Fokus kami saat ini adalah mendampingi UMKM yang sedang naik kelas menuju level bisnis yang lebih matang,” ujar Ferry.
Apa Saja Materi Pelatihan? Ini Sorotan Utamanya
Dalam pelatihan ini, peserta tidak hanya belajar teori, tapi juga praktik yang dapat langsung diterapkan ke bisnis mereka. Beberapa materi penting meliputi:
- Sertifikasi Produk
Pendampingan dari lembaga terkait seperti Halal dan BPOM, agar produk UMKM dapat menembus pasar yang lebih luas, termasuk ekspor.
- Manajemen Keuangan
Pelatihan dari OJK tentang pengelolaan keuangan yang sehat dan profesional bagi pelaku usaha.

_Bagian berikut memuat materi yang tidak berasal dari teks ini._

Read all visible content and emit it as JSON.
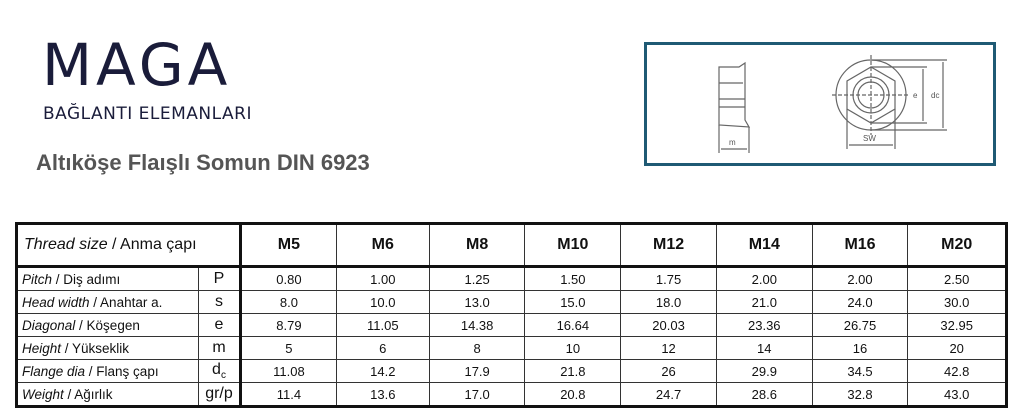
{
  "brand": {
    "name": "MAGA",
    "tagline": "BAĞLANTI ELEMANLARI",
    "brand_color": "#1a1c3a"
  },
  "product_title": "Altıköşe Flaışlı Somun DIN 6923",
  "drawing": {
    "labels": {
      "m": "m",
      "sw": "SW",
      "e": "e",
      "dc": "dc"
    },
    "frame_color": "#1f5a74"
  },
  "table": {
    "header": {
      "label_en": "Thread size",
      "label_tr": " / Anma çapı",
      "sizes": [
        "M5",
        "M6",
        "M8",
        "M10",
        "M12",
        "M14",
        "M16",
        "M20"
      ]
    },
    "rows": [
      {
        "en": "Pitch",
        "tr": " / Diş adımı",
        "sym": "P",
        "values": [
          "0.80",
          "1.00",
          "1.25",
          "1.50",
          "1.75",
          "2.00",
          "2.00",
          "2.50"
        ]
      },
      {
        "en": "Head width",
        "tr": " / Anahtar a.",
        "sym": "s",
        "values": [
          "8.0",
          "10.0",
          "13.0",
          "15.0",
          "18.0",
          "21.0",
          "24.0",
          "30.0"
        ]
      },
      {
        "en": "Diagonal",
        "tr": " / Köşegen",
        "sym": "e",
        "values": [
          "8.79",
          "11.05",
          "14.38",
          "16.64",
          "20.03",
          "23.36",
          "26.75",
          "32.95"
        ]
      },
      {
        "en": "Height",
        "tr": " / Yükseklik",
        "sym": "m",
        "values": [
          "5",
          "6",
          "8",
          "10",
          "12",
          "14",
          "16",
          "20"
        ]
      },
      {
        "en": "Flange dia",
        "tr": " / Flanş çapı",
        "sym": "dc",
        "values": [
          "11.08",
          "14.2",
          "17.9",
          "21.8",
          "26",
          "29.9",
          "34.5",
          "42.8"
        ]
      },
      {
        "en": "Weight",
        "tr": " / Ağırlık",
        "sym": "gr/p",
        "values": [
          "11.4",
          "13.6",
          "17.0",
          "20.8",
          "24.7",
          "28.6",
          "32.8",
          "43.0"
        ]
      }
    ]
  }
}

- Branding dan Digital Marketing
Peserta diajarkan cara membuat konten menarik melalui pelatihan fotografi, penulisan copywriting, dan optimalisasi media sosial.
- Pemanfaatan Point of Sales (POS)
Teknologi POS dari Telkom Indonesia untuk membantu pencatatan transaksi dan stok barang secara digital.
Kolaborasi BUMN untuk UMKM: Sinergi yang Berdampak Nyata
Sejumlah BUMN turut serta dalam mendukung program ini, seperti Pegadaian, Mind ID, PNM, ID FOOD, IFG, Krakatau Steel, dan Danareksa.
Peran mereka mencakup penyediaan akses pembiayaan, logistik, hingga pendampingan dalam hal digitalisasi usaha.
Menurut Ferry, kolaborasi lintas BUMN ini adalah bagian dari roadmap jangka panjang Kementerian BUMN untuk menjadikan UMKM sebagai tulang punggung ekonomi nasional.
IFG: Pemberdayaan UMKM Adalah Investasi Sosial
IFG, holding BUMN di bidang asuransi dan investasi, juga menunjukkan komitmennya dalam program ini.